Réorganiser la société pour l’harmoniser

Gilbert Tein vient d’être désigné à la tête du Sénat coutumier. Une arrivée marquée par l’inauguration des nouveaux locaux de la structure sur le même site de Nouville. Le président issu de l’aire Hoot ma Whaap s’inscrit dans la parfaite continuité de la précédente mandature.

 

DNC : Les nouveaux sénateurs ont été installés dans leur fonction vendredi 4 septembre. Comment envisagez-vous cette nouvelle mandature ? 

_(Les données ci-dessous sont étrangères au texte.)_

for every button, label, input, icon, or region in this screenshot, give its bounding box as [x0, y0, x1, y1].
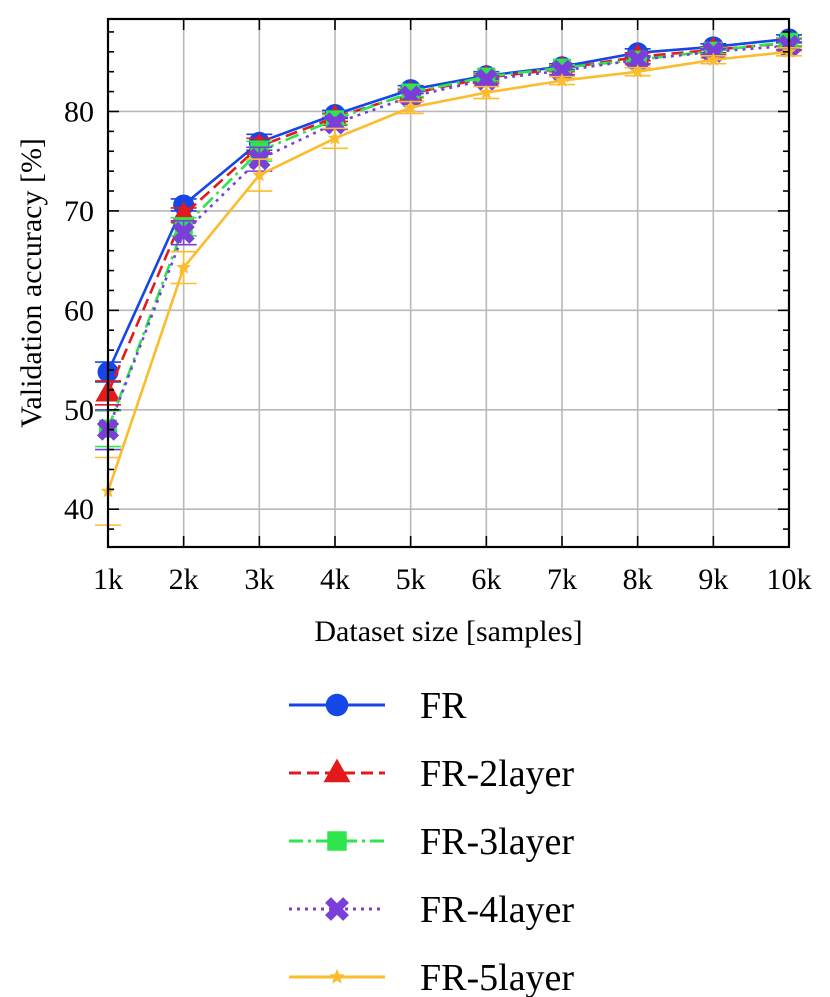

Gilbert Tein : Nous sommes une équipe nouvellement élue, à quelques-uns près, et j’ai été nommé président. Je rappelle que le président du Sénat n’est pas un chef de l’exécutif, c’est simplement un président de séance qui veille à ce que tout le monde avance au même rythme et qui s’assure que les commissions que nous avons mises en place fonctionnent bien (mercredi matin : ndlr). Avant d’aller plus loin, je voulais dire que l’équipe administrative a commencé par se présenter et c’est une très bonne formule. En politique, c’est différent. L’équipe est là pour mettre en œuvre les politiques des élus. Ici, c’est un peu différent, ils sont là pour harmoniser les choses et faire en sorte que tout le monde aille dans le même sens. Mais pour la forme, oui, je suis le président et oui, nous sommes dans la continuation. Nous n’arrivons pas avec de nouveaux projets, nous n’avons pas fait de propagande électoralo-coutumière. C’est un renouvellement des membres classique et le programme reste le même depuis la rédaction du socle commun et de la charte du peuple kanak.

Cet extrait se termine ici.